A for-hire sign is displayed in the window of a Manhattan business on November 27, 2025 in New York City.
Spencer Platat | Getty Images
A slowdown in the U.S. labor market deepened in November as private companies cut 32,000 jobs, the hardest hit for small businesses, payroll processing firms said Wednesday.
Boosted by the domestic jobs picture, ADP showed that the problems were worse than expected. The decline in payrolls was the sharpest move since October, which saw 47,000 positions up and more than 5,000 economists below the Dow Jones consensus estimate.
Large businesses, companies with 50 or more employees, reported a net profit of 90,000 workers.
However, the number of establishments with fewer than 50 employees fell by 120,000, including a drop of 74,000 among firms with 20 to 49 employees. The total loss was the largest since March 2023.
Education and health services provided 33,000 charter tours, and recreation and hospitality accounted for 13,000. But broad-based declines across industries have eased overall.
The biggest loss came from professional and business services, down from 26,000. Other employment losses included information services (-20,000), manufacturing (-18,000), manufacturing (-18,000) and financial services and construction, both up 9,000.
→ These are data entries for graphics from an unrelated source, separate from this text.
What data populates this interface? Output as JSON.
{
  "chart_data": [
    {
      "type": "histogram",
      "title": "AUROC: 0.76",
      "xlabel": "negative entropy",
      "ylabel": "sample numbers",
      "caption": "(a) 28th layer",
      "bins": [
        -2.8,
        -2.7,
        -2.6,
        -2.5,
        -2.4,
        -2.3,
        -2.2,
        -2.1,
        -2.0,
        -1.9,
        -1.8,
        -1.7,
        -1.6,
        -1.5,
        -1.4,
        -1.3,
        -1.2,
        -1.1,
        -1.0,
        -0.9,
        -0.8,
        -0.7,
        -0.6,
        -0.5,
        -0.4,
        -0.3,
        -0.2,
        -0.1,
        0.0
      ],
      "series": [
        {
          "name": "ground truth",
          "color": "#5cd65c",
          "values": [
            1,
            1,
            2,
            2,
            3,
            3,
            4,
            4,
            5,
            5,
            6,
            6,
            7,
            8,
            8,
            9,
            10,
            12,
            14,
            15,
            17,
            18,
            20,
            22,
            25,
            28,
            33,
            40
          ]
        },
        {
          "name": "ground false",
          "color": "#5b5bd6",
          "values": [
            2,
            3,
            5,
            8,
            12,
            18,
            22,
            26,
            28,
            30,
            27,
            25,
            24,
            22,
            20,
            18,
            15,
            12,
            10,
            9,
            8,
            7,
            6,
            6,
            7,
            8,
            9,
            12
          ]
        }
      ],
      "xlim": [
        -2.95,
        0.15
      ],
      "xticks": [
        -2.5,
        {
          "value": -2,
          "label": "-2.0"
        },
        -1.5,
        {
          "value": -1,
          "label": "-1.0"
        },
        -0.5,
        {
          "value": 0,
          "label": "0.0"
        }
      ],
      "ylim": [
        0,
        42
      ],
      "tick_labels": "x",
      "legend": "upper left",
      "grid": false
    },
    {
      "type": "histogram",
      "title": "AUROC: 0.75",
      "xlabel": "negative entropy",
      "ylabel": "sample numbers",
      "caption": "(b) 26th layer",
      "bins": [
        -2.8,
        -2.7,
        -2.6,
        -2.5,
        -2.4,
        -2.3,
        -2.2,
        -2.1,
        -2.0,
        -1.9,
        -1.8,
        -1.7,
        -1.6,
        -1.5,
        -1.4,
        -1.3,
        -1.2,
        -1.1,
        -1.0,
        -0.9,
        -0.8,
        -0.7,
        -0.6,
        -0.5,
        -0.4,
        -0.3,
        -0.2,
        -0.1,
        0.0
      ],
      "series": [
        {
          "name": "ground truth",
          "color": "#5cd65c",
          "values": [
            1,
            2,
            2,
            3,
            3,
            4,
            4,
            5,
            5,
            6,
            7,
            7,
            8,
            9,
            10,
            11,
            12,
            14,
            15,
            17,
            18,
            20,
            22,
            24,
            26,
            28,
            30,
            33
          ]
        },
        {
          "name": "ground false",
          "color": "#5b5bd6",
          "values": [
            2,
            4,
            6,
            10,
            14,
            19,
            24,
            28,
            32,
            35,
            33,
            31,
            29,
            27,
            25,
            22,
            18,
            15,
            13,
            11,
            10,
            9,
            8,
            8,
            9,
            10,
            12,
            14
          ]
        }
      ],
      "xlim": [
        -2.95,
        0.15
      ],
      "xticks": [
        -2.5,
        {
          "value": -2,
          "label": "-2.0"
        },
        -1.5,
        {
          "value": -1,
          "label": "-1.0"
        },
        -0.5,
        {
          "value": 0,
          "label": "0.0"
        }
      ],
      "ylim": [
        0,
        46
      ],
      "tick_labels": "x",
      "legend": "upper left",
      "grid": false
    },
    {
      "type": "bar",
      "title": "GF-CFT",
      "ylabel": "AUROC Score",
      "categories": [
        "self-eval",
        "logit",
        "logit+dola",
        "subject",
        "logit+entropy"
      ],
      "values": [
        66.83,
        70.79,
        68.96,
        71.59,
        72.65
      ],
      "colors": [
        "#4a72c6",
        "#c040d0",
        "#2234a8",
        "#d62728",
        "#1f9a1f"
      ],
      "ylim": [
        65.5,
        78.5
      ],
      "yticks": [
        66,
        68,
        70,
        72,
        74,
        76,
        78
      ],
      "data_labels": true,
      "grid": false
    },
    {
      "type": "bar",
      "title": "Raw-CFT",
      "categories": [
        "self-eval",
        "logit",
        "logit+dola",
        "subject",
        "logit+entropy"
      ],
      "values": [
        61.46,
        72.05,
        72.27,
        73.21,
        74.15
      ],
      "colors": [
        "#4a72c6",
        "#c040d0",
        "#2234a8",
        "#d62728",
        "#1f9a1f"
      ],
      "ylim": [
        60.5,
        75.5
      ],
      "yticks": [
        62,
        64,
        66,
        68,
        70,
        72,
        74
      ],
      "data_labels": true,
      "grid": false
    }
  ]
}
The wage rate also slowed, with workers at their workplaces down 4.4% year over year, down 0.1 percentage point from October.
“Hiring ended late as employers weather insured customers and unknowns
Macroeconomic environment,” said ADP Chief Economist Nela Richardson.” And while November’s slowdown has become more widespread, it’s caught on among small businesses.”
The ADP report is the latest jobs report due from the Federal Reserve on December 9-10. Futures traders are assigning a near 90% chance that the central bank will set another quarterly interest rate, starting with some officials, despite the need for further easing.
In recent weeks, fed-up politicians have expressed diverging opinions. On the one hand, additional cuts could weigh on inflation, which has been well above the Fed’s 2% target, if needed to address further labor market challenges.
The Bureau of Labor Statistics will issue an involuntary wage on Dec. 16, a late date for state accounting.